The Bush administration tried to turn the Justice Department into a wholly-owned subsidiary of the Republican National Committee. That’s obvious to everybody. Well, almost everybody. What’s interesting is that those most responsible for politicizing Justice seemed to think that they were being anti-political. Schlozman seems to have seen his hiring policies as getting rid of politics, taking Justice out of the hands of partisans and returning it to “real Americans.”

There’s a broader lesson here: Privilege – of race, gender, class, ideology, or anything else – works best when it’s invisible. As soon as people become aware that some groups enjoy privileges denied to others, the game is half over. To maintain their position, the privileged groups will now have to resort to obvious forms of power. It’s much easier if the system goes unquestioned.

Also, those who benefit most from privilege are usually the last to notice it. They cling to the idea that the system is neutral. Things that work in favor of the dominant group are “natural.” It’s only those who point out the privilege who are playing politics.
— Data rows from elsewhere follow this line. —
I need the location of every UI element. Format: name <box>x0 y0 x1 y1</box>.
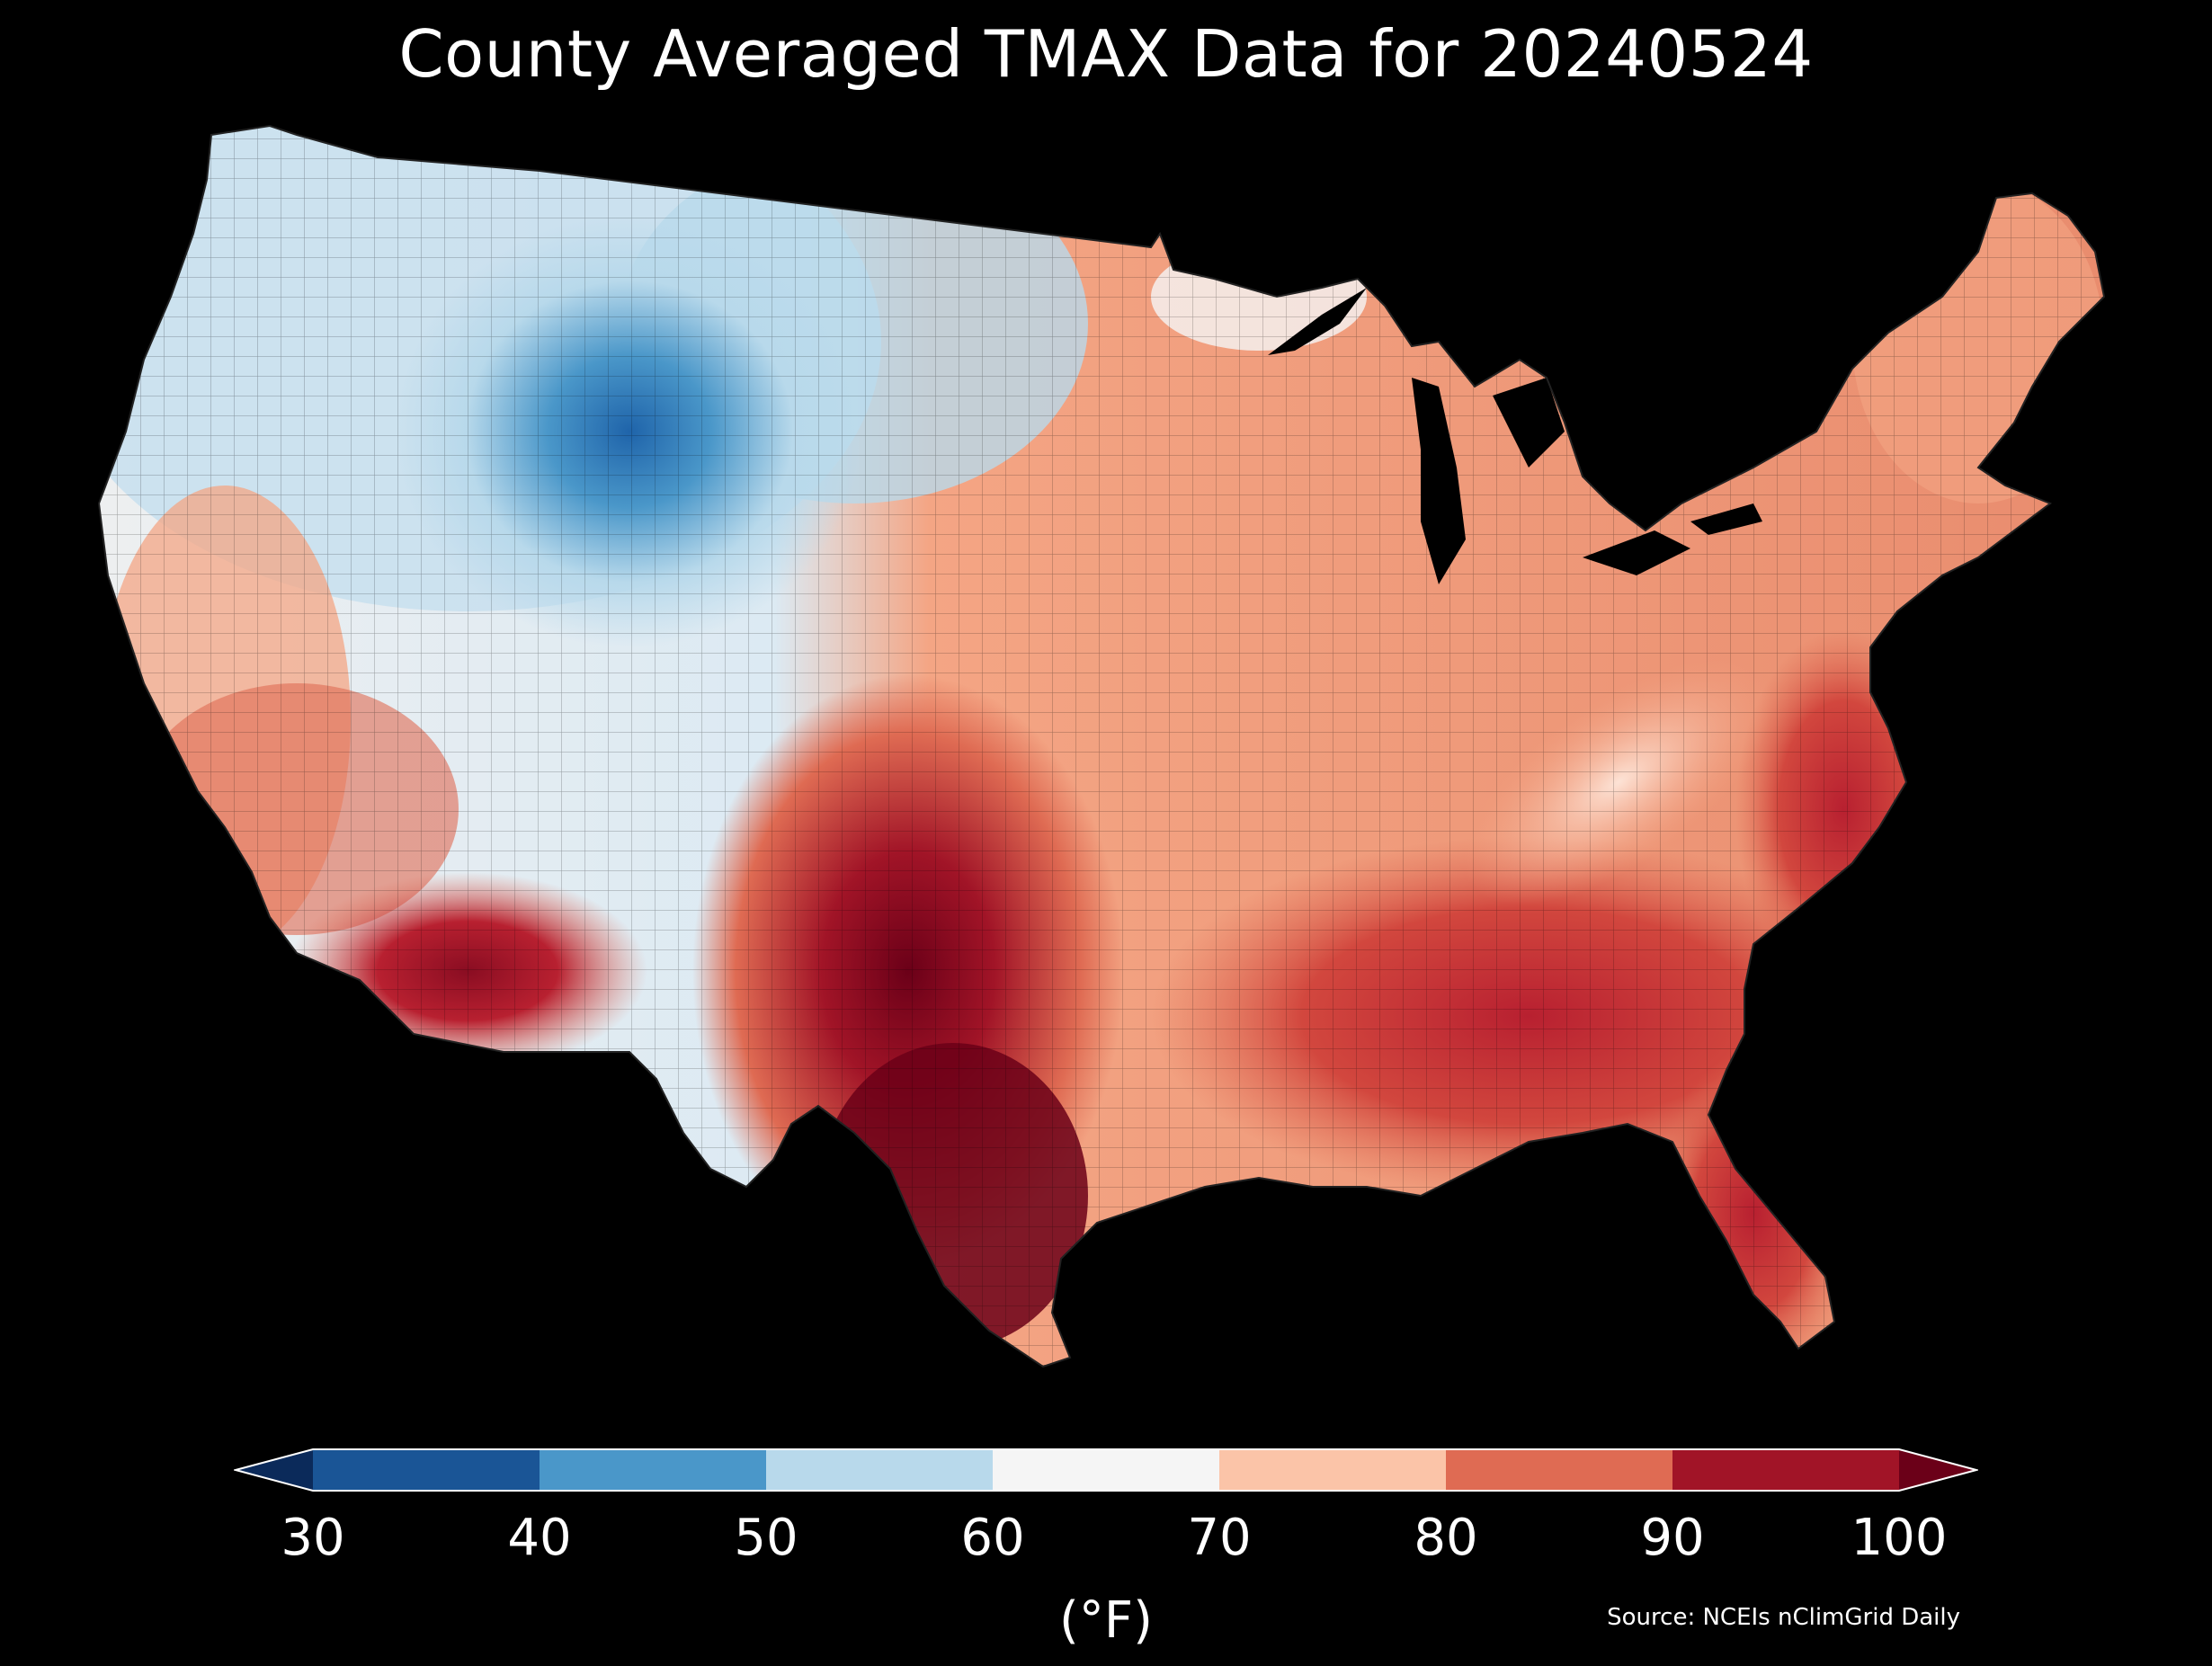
colorbar <box>234 1448 1978 1492</box>
source-credit: Source: NCEIs nClimGrid Daily <box>1607 1604 1960 1631</box>
us-county-map <box>97 124 2106 1368</box>
colorbar-bin-70-80 <box>1219 1449 1446 1491</box>
colorbar-ticks: 30 40 50 60 70 80 90 100 <box>0 1509 2212 1572</box>
colorbar-tick-label: 60 <box>960 1509 1025 1567</box>
colorbar-tick-label: 40 <box>507 1509 572 1567</box>
colorbar-tick-label: 80 <box>1414 1509 1478 1567</box>
colorbar-tick-label: 70 <box>1187 1509 1252 1567</box>
colorbar-tick-label: 100 <box>1851 1509 1948 1567</box>
colorbar-tick-label: 30 <box>281 1509 345 1567</box>
colorbar-tick-label: 90 <box>1640 1509 1705 1567</box>
colorbar-over-extension <box>1899 1449 1976 1491</box>
colorbar-bin-60-70 <box>993 1449 1219 1491</box>
colorbar-unit-label: (°F) <box>1059 1591 1153 1650</box>
colorbar-under-extension <box>236 1449 313 1491</box>
colorbar-bin-50-60 <box>766 1449 993 1491</box>
colorbar-outline <box>234 1448 1978 1492</box>
colorbar-tick-label: 50 <box>734 1509 798 1567</box>
colorbar-bin-30-40 <box>313 1449 540 1491</box>
map-title: County Averaged TMAX Data for 20240524 <box>398 16 1814 92</box>
colorbar-bin-90-100 <box>1672 1449 1899 1491</box>
colorbar-bin-40-50 <box>540 1449 766 1491</box>
colorbar-bin-80-90 <box>1446 1449 1672 1491</box>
For example, the Bush tax cuts, in the Republican view, were right and good – letting people keep their own money. To point out that the tax cuts disproportionately benefitted the wealthy was to engage in “class warfare.” Similarly, although nearly all the people Schlozman hired had ties to the Republican party or conservative groups, he saw himself as getting rid of “partisan bureaucrats” and replacing them with “complete professionals.”

3 comments:

Pitse1eh said...

Thank you for this post. It is a very good description of why we need to be aware of our privileges, something I've been struggling with how to voice.

Jay Livingston said...

Thanks for the comment, Pitseleh. Comedians often can make us aware of things we let pass unnoticed. In the political sphere, Stephen Colbert does a great job of it.

Dan said...

Cool post Jay.

And yes, privilege is the necessary flipside to discrimination. If some are down, others are up.

I'm a white man and witness unearned privileges bestowed on me simply because of the color of my skin every day. The next logical step is to follow through and reject this privilege as much as possible. A task easier said than done but one that must be done nonetheless.

Keep up the great writing and observations.